Six months earlier, I had been driving back from a business meeting in Devon and, while rubbing my neck, stiff from driving, I had discovered a swelling in my thyroid.

After having visited my GP and having had blood tests with her clinic's phlebotomist, she had arranged for me to see a consultant endocrinologist at our local hospital because the thyroxine levels were normal. This meant it was more than hyper- or hypothyroidism.

"Better check it's not cancerous," she had said as I was leaving the surgery.

Despite having been in Subud for 30 years and knowing that Bapak had said worrying makes you more ill, I still felt a whiff of adrenalin kick into my system. It made me realise that, at 56, I was not yet ready to begin that run-up to my death. I needed more time to learn to surrender.

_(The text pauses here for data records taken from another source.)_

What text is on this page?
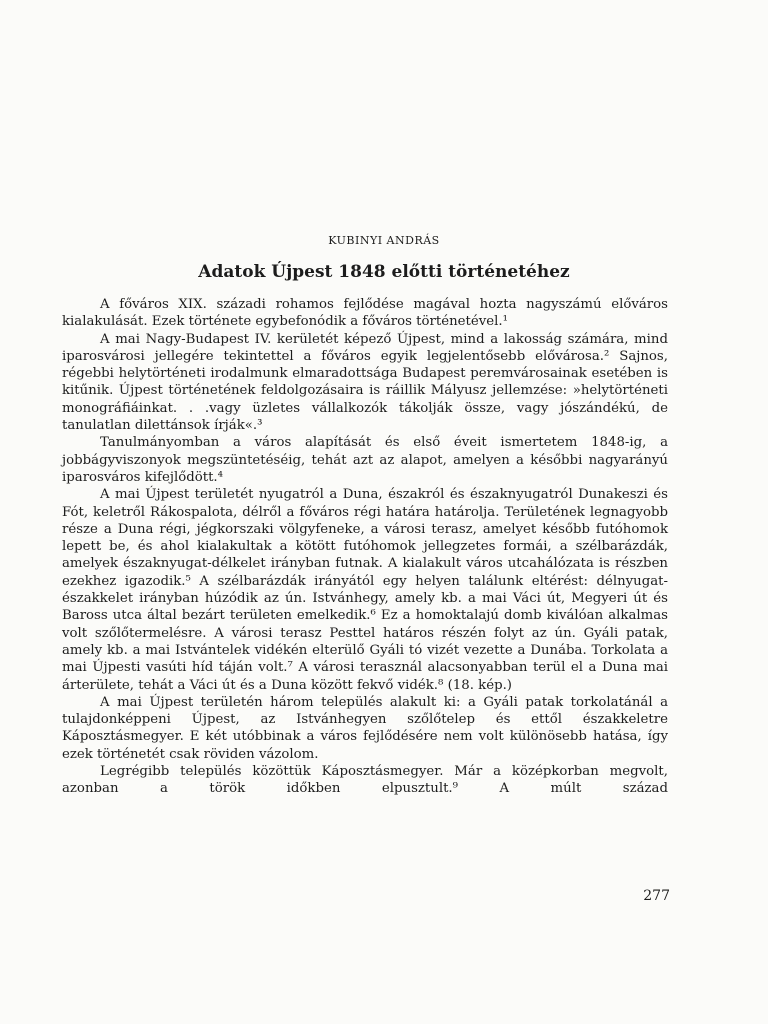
KUBINYI ANDRÁS
Adatok Újpest 1848 előtti történetéhez

A főváros XIX. századi rohamos fejlődése magával hozta nagyszámú előváros kialakulását. Ezek története egybefonódik a főváros történetével.¹

A mai Nagy-Budapest IV. kerületét képező Újpest, mind a lakosság számára, mind iparosvárosi jellegére tekintettel a főváros egyik legjelentősebb elővárosa.² Sajnos, régebbi helytörténeti irodalmunk elmaradottsága Budapest peremvárosainak esetében is kitűnik. Újpest történetének feldolgozásaira is ráillik Mályusz jellemzése: »helytörténeti monográfiáinkat. . .vagy üzletes vállalkozók tákolják össze, vagy jószándékú, de tanulatlan dilettánsok írják«.³

Tanulmányomban a város alapítását és első éveit ismertetem 1848-ig, a jobbágyviszonyok megszüntetéséig, tehát azt az alapot, amelyen a későbbi nagyarányú iparosváros kifejlődött.⁴

A mai Újpest területét nyugatról a Duna, északról és északnyugatról Dunakeszi és Fót, keletről Rákospalota, délről a főváros régi határa határolja. Területének legnagyobb része a Duna régi, jégkorszaki völgyfeneke, a városi terasz, amelyet később futóhomok lepett be, és ahol kialakultak a kötött futóhomok jellegzetes formái, a szélbarázdák, amelyek északnyugat-délkelet irányban futnak. A kialakult város utcahálózata is részben ezekhez igazodik.⁵ A szélbarázdák irányától egy helyen találunk eltérést: délnyugat-északkelet irányban húzódik az ún. Istvánhegy, amely kb. a mai Váci út, Megyeri út és Baross utca által bezárt területen emelkedik.⁶ Ez a homoktalajú domb kiválóan alkalmas volt szőlőtermelésre. A városi terasz Pesttel határos részén folyt az ún. Gyáli patak, amely kb. a mai Istvántelek vidékén elterülő Gyáli tó vizét vezette a Dunába. Torkolata a mai Újpesti vasúti híd táján volt.⁷ A városi terasznál alacsonyabban terül el a Duna mai árterülete, tehát a Váci út és a Duna között fekvő vidék.⁸ (18. kép.)

A mai Újpest területén három település alakult ki: a Gyáli patak torkolatánál a tulajdonképpeni Újpest, az Istvánhegyen szőlőtelep és ettől északkeletre Káposztásmegyer. E két utóbbinak a város fejlődésére nem volt különösebb hatása, így ezek történetét csak röviden vázolom.

Legrégibb település közöttük Káposztásmegyer. Már a középkorban megvolt, azonban a török időkben elpusztult.⁹ A múlt század

277
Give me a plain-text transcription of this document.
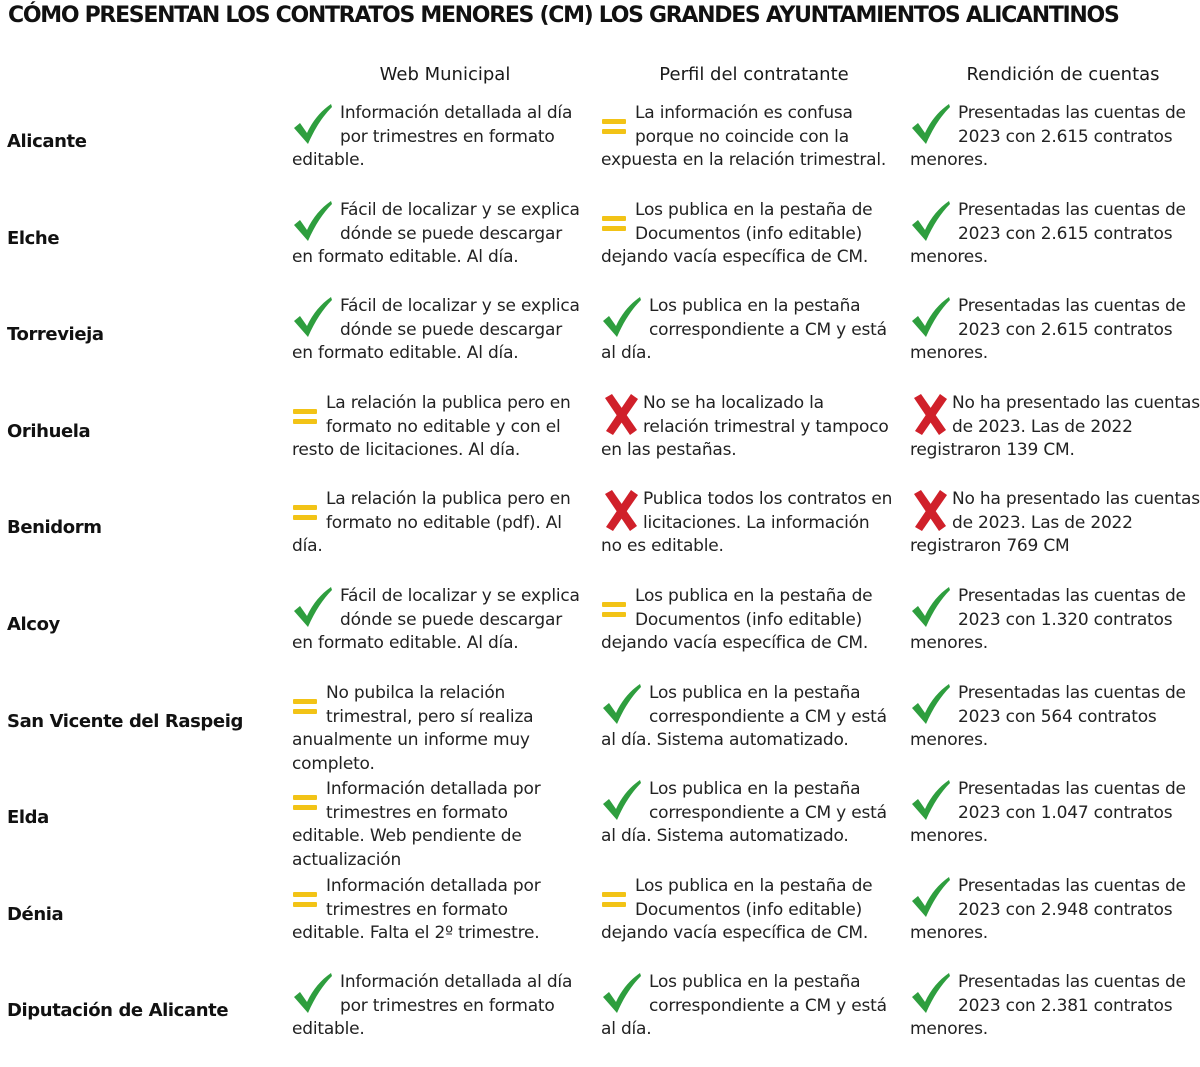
CÓMO PRESENTAN LOS CONTRATOS MENORES (CM) LOS GRANDES AYUNTAMIENTOS ALICANTINOS
Web Municipal	Perfil del contratante	Rendición de cuentas
Alicante
Información detallada al día por trimestres en formato editable.
La información es confusa porque no coincide con la expuesta en la relación trimestral.
Presentadas las cuentas de 2023 con 2.615 contratos menores.
Elche
Fácil de localizar y se explica dónde se puede descargar en formato editable. Al día.
Los publica en la pestaña de Documentos (info editable) dejando vacía específica de CM.
Presentadas las cuentas de 2023 con 2.615 contratos menores.
Torrevieja
Fácil de localizar y se explica dónde se puede descargar en formato editable. Al día.
Los publica en la pestaña correspondiente a CM y está al día.
Presentadas las cuentas de 2023 con 2.615 contratos menores.
Orihuela
La relación la publica pero en formato no editable y con el resto de licitaciones. Al día.
No se ha localizado la relación trimestral y tampoco en las pestañas.
No ha presentado las cuentas de 2023. Las de 2022 registraron 139 CM.
Benidorm
La relación la publica pero en formato no editable (pdf). Al día.
Publica todos los contratos en licitaciones. La información no es editable.
No ha presentado las cuentas de 2023. Las de 2022 registraron 769 CM
Alcoy
Fácil de localizar y se explica dónde se puede descargar en formato editable. Al día.
Los publica en la pestaña de Documentos (info editable) dejando vacía específica de CM.
Presentadas las cuentas de 2023 con 1.320 contratos menores.
San Vicente del Raspeig
No pubilca la relación trimestral, pero sí realiza anualmente un informe muy completo.
Los publica en la pestaña correspondiente a CM y está al día. Sistema automatizado.
Presentadas las cuentas de 2023 con 564 contratos menores.
Elda
Información detallada por trimestres en formato editable. Web pendiente de actualización
Los publica en la pestaña correspondiente a CM y está al día. Sistema automatizado.
Presentadas las cuentas de 2023 con 1.047 contratos menores.
Dénia
Información detallada por trimestres en formato editable. Falta el 2º trimestre.
Los publica en la pestaña de Documentos (info editable) dejando vacía específica de CM.
Presentadas las cuentas de 2023 con 2.948 contratos menores.
Diputación de Alicante
Información detallada al día por trimestres en formato editable.
Los publica en la pestaña correspondiente a CM y está al día.
Presentadas las cuentas de 2023 con 2.381 contratos menores.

"And anyway," I dialogued with God, "I'd look terrible with no hair if I were to need chemotherapy ..."

I had to undergo a whole range of tests and scans. The first was ultrasound. They discovered I had a nodule but couldn't see if it was one big one or several smaller ones. Then followed another, more in-depth scan with intravenous, low-level radioactive iodine, an x-ray and finally FNA (Fine Needle Aspiration), which hurt like hell. This whole process took six months and led me to where we started - in the Registrar's office feeling extremely relieved that it wasn't cancer.

The Registrar produced a colour thermograph from the last scan showing three nodules of varying sizes. "They're hot nodules. Cold ones could possibly be cancerous. But, anyway, the cytology tests rule out any form of cancer. All the cells are normal."

Apparently, the hot spots, which showed up like supernovae on the jet-black photographic paper, white at the centre, then yellow then red, were doing all the thyroxine production. The rest of the gland was dormant, thus fooling my pituitary gland - the so-called conductor of the endocrine orchestra - that all was well and in balance.

"What we plan," the Registrar continued, "is for you to take a two-week course of a drug called Carbimazole which will hopefully stop the hot-spot nodules from producing all the thyroxine, thereby kick-starting the pituitary gland into producing more thryoid-stimulating hormone so that the whole gland will start functioning normally. If that doesn't work, we'll get you to drink radioactive iodine which will gather in the thyroid and kill off the nodules. That's the theory," she concluded and made an appointment for me to return in three months.

It occurred to me that the biochemical dangers that accompany this theoretical prognosis are twofold. First, one in a thousand patients react badly to Carbimazole and it creates havoc with their immune system. "If you develop a sore throat while taking this drug, stop taking it immediately and go to your local hospital emergency department ..."  it says on the sheet handed out with my prescription. I really didn't fancy risking giving myself something akin to Aids, especially during a flu epidemic. One in a thousand is not long enough odds for me!

Secondly, if given too much radioactive iodine - and the consultant can only guess the right amount - thereby killing too much thyroid tissue - it's thyroxine tablets for life. Drinking the radioactive stuff would also mean not sleeping in the same bed as my wife for a week, not kissing anyone and not being closer than 15 feet to small children. I'd be a walking Doon Reay! The whole exercise seemed too risky for me.

Time to plan a DIY healing campaign.